Winemakers were scared of zin: it regularly grows grapes of widely-ranging ripeness. When cabernet grows dead reliably, like weeds, well, why would you worry with something so hard to grow, difficult to pick, weird to vinify, and nearly impossible to sell. When I eventually found some zin in Margaret River, I was astonished to discover bunches with great fat sweet berries as big as table grapes, nestled there beside normal sized ones and others like bitter little lentils.


This presents real problems when deciding when to pick: some of the bunch has almost obscene sugar, the rest is tight with bitter acid. So it’s possible to get wines which seem like a blend of jam and lemon juice.


At Cape Mentelle, David Hohnen gradually beat his zin into something resembling submission, and I recall recommending one sixteen or seventeen per cent brute that tasted like “King Kong in Manolo Blahnik stilettos”. That pleased the Mentelle PR lady no end: that style was their goal.


Eventually Chris Ringland went off to Puglia, Italy’s heel, and made very successful La Corte primitivo, which by then was thought to be zinfandel, and was indeed the most prolifically-grown grape in Calabria. This, and other cult items, like the A-Mano, made by American Mark Shannon in Italy’s south, began to appear on lists like the off-the-wall fruitcake of the Exeter.


Fruitcake’s the word for primitivo, too. You can get wine which tastes as complex and fruity as fruitcake, but soused in acid and alcohol that could be kirsch and lemon juice. Otherwise, the wines tend to be too big, strong, fat and dumb, like the strange beasts we were offered from the Adelaide Hills during recent years: prematurely aging, leathery, sweet-and-dry reds.


Helen O’Brien’s research now shows that primitivo has thousands of years of history, while zinfandel doesn’t quite stretch back two centuries. We do know now that both, if indeed they are much different, descended from the ultra-rare crljenak kasteljanski of Croatia. The thirsty seafarers of the Mediterranean had it growing all over Italy’s sole way back in antiquity; but, true to form, the Italian agricultural bureaucracy never mentioned primitivo until forty years after zinfandel was first documented in the USA, around 1870.


Of the sextet of primitivo presented at The Lion, my highest points went to the Layer Cake 2006 (13.4%; $20; 92+) made in Puglia by Jayson Woodbridge. Its lower alcohol gave it vibrant ozone and blueberry tones; its tannins crunchy and rough. On the other hand, the ancient Italian house, Feudi di San Gregorio/Tenuata Ognissole’s Primitivo di Manduria 2006 (14.4%; $22; 92+) seemed very tidy and well-formed, with delicious ripe raspberry, like grenache, and zingy, sherbety acid. The Kangarilla Road Fleurieu Primitivo 2006 ($22; 16%; 88++ points) seemed not quite ready, with its incredible iron/cassis/framboise explosion of fruit suddenly leaving me with persistent, challenging tannin that made me yearn for large amounts of hearty Italian tucker.

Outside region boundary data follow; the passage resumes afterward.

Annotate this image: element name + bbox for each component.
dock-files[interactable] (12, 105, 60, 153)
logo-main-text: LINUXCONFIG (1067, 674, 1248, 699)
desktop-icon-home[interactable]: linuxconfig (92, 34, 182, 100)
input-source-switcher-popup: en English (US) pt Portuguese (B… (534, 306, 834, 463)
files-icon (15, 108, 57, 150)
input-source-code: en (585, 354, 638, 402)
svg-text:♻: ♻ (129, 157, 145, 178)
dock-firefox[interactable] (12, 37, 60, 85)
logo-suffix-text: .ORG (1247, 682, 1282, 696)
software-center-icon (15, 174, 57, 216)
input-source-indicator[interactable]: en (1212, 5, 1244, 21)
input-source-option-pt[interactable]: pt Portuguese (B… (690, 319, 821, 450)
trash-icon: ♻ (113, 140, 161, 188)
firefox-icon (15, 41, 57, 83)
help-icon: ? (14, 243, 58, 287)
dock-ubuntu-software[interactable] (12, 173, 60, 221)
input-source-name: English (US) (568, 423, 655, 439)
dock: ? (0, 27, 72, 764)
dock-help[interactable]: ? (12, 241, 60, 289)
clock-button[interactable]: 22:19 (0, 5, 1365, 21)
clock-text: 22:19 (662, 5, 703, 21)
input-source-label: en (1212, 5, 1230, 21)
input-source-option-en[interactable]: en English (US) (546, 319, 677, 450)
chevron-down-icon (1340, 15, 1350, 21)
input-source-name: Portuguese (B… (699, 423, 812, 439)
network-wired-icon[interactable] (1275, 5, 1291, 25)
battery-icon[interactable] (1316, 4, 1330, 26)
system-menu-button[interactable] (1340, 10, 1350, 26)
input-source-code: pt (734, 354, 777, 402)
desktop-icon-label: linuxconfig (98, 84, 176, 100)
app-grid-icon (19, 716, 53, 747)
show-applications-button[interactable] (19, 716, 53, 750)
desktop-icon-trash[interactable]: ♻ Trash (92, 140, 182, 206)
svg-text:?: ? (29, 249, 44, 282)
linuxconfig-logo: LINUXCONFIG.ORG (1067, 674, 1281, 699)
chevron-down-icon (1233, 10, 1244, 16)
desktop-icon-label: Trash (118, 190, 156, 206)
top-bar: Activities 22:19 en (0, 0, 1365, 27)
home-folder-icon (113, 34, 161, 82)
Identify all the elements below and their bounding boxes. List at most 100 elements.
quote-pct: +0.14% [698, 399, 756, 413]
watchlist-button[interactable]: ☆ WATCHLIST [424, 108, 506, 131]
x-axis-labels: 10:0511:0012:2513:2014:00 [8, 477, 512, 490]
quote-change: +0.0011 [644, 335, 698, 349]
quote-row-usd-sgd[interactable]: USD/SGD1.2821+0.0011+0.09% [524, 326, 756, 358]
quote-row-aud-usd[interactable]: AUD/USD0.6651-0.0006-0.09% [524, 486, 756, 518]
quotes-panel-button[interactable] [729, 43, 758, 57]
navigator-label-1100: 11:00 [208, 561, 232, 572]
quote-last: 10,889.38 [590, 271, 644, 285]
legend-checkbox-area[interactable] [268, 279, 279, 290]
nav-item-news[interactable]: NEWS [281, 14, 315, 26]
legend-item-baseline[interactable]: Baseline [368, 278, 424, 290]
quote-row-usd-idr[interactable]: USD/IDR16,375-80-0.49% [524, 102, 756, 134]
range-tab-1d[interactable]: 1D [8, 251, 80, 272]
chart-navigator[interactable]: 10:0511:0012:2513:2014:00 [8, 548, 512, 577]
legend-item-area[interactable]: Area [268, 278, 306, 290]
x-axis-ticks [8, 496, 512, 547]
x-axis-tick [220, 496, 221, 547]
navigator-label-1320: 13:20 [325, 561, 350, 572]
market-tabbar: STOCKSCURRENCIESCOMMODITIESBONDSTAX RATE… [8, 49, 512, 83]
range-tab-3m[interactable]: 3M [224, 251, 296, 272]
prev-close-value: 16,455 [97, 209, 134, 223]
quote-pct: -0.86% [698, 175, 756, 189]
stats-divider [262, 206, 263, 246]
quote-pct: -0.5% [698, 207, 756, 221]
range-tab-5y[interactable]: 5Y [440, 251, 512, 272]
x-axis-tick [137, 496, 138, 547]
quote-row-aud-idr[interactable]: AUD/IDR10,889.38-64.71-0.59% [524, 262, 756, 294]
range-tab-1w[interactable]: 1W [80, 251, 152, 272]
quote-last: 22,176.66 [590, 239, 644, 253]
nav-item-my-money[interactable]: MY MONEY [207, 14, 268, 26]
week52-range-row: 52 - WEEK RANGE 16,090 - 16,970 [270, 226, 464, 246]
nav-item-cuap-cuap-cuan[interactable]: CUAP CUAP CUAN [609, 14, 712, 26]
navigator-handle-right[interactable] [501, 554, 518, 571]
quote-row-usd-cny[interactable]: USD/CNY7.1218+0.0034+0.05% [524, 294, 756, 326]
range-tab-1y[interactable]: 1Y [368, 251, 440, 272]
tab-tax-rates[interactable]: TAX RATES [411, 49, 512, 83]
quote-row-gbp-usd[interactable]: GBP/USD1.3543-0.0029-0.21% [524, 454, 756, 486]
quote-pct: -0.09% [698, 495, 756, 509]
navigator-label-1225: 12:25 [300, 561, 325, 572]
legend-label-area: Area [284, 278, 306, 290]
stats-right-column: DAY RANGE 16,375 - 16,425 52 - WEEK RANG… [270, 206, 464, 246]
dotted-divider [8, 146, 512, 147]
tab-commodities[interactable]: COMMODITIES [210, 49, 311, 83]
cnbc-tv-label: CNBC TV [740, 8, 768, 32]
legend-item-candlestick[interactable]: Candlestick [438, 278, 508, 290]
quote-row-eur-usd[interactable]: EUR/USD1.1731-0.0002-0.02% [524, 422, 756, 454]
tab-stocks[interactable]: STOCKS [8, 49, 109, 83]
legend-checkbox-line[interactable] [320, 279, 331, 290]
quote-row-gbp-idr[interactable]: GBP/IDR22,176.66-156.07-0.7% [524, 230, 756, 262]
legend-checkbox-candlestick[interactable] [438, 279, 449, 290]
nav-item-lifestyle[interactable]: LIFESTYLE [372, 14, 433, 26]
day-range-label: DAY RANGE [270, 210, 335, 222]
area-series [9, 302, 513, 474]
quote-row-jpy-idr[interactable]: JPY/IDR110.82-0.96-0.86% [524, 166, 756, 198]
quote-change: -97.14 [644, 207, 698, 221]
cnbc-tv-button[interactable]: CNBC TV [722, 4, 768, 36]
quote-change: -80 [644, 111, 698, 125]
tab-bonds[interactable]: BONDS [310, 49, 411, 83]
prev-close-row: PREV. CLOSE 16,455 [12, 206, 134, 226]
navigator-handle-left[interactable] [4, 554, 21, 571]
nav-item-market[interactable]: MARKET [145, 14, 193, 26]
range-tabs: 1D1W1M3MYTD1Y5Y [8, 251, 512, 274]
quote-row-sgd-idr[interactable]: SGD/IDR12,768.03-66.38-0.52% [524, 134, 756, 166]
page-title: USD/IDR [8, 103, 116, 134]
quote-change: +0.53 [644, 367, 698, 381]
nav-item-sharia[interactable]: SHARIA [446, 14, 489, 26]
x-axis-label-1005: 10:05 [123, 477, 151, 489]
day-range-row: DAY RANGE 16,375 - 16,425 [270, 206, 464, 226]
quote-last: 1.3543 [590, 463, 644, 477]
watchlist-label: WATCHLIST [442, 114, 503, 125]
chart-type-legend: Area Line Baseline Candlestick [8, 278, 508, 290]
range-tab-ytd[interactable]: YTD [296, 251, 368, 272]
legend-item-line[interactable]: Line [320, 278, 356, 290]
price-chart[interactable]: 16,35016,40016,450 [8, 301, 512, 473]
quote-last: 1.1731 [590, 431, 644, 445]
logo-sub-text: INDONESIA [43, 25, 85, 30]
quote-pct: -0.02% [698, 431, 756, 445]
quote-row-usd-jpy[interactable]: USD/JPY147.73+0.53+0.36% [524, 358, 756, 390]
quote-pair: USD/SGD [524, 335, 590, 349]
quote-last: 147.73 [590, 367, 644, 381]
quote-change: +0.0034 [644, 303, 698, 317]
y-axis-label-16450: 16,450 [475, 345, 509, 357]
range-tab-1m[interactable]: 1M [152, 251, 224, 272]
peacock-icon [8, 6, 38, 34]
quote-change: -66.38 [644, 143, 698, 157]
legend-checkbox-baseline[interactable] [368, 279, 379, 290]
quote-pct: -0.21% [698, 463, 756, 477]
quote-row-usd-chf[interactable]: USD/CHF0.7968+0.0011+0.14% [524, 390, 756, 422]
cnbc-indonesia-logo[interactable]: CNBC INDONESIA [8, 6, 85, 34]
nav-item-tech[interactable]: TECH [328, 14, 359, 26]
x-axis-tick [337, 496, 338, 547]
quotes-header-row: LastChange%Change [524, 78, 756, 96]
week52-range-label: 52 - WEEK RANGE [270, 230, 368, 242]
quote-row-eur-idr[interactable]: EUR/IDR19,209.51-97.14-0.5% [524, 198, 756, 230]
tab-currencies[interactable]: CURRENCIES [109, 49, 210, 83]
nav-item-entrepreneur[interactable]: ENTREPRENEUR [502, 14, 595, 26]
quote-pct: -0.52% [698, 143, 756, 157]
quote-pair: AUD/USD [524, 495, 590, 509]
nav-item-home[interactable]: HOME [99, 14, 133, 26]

My average score for the six zinfandels was a full ten points short of the primitivos. The Seghesio Home Ranch Sonoma 2006 ($32; 15.5%, 88) from an 1895 planting, was the best Californian, with just enough deep cherry to counterplay its abrasive, hunger-provoking tannin. Locally, the Kabminye Barossa 2006 ($38; 16.3%; 88+) seemed similar - in its vibrant ozone freshness - to the Layer Cake, despite the large alcohol difference, and its weird counterpoint of cassis and prune syrup with lemon juice and hot alcohol.


Then the Kangarilla Road Black St Peter’s 2006 ($34; 15.5%; 88+), from those 1975 plantings of Cambrai, which the O’Brien’s bought eleven years ago, was classic schizozin: an entertaining see-saw of fruit liqueur, licorice and lemons, finishing, of course, with that omnipresent, staunch tannin.